Allmen wählte Montgomerys Nummer. Er meldete sich sofort. Allmen informierte ihn über Sokolows Tod. Montgomerys Reaktion war geschäftsmäßig. Er wollte keine Details wissen, erkundigte sich nicht nach den Umständen. Es war, als hätte er lediglich die formelle Bestätigung einer längst bekannten Information erhalten. Allmen fand seinen Verdacht, dass die Engländer Montgomerys Leute waren, somit um ein Weiteres bestätigt.
»Wir sind auf Kurs«, sagte er knapp.
»Können Sie etwas deutlicher werden?« Montgomery klang ärgerlich.
»Nicht am Telefon.«
»Dann persönlich in London. Wann?«
Allmen schlug vor, den morgigen Tag und Ermittlungsstand abzuwarten und auf dieser Basis ein paar Terminvorschläge zu machen. Montgomery war einverstanden und legte auf.
Allmen steckte die Notiz mit der Nummer in die Außentasche seines Sakkos. Dort stieß er auf den pinkfarbenen usb-Stick aus Sokolows Tresor. Er legte ihn in eine der vielen Schubladen seines Schreibsekretärs, setzte sich auf den Klavierhocker und entspannte sich mit etwas Cole Porter.
5
Zur gleichen Zeit saß Carlos in seiner Mansarde am Schreibtischchen vor Sokolows Laptop.
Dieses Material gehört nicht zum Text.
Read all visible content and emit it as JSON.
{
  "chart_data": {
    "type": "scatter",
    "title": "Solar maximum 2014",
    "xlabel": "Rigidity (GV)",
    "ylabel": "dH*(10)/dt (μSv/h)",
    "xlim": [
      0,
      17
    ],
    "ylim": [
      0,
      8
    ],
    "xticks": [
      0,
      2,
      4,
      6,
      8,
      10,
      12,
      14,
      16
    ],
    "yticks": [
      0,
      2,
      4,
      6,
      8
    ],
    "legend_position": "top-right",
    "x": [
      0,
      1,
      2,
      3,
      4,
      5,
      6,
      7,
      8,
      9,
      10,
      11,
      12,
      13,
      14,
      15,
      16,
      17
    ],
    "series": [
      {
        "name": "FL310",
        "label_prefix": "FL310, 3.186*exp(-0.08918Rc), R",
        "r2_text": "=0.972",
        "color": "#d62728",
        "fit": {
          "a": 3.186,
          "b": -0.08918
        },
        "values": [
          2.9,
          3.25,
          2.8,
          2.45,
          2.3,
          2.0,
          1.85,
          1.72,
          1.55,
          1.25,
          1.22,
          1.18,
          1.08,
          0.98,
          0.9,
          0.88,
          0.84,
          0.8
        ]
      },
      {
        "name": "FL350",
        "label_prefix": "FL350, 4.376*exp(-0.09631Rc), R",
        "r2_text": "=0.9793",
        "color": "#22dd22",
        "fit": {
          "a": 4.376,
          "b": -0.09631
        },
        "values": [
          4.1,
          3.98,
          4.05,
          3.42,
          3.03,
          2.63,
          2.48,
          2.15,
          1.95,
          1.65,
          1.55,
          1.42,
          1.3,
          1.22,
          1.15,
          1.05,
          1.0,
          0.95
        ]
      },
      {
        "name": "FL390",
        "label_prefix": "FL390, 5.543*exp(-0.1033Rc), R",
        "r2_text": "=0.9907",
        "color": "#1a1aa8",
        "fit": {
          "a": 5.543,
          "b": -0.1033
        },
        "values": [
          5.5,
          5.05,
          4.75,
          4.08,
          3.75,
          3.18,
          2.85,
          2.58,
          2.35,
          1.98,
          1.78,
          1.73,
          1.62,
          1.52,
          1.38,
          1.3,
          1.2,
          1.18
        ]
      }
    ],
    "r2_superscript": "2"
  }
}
Ein wunderbares Gerät, kein Vergleich zu seiner alten Kiste. Die kleine Maschine steckte voller Software. Das meiste waren Programme, von denen Carlos bisher nur gehört hatte oder die er gar nicht kannte, Spezialtools für Programmierer. Aber es gab auch viel Nützliches - für Carlos Unerschwingliches - für Bildbearbeitung, Design, Textverarbeitung, Musik und so weiter.
Carlos begann, die Festplatte zu durchsuchen.
Der Kalender war leer. Entweder gelöscht oder nie benutzt. Das Adressbuch enthielt hundertzweiunddreißig Adressen in kyrillischer Schrift.
Carlos ließ das Suchprogramm vergeblich nach dem Begriff »rosa« suchen, in Englisch, Deutsch und Russisch. Auch »Diamant« in den drei Sprachen ergab keine Treffer.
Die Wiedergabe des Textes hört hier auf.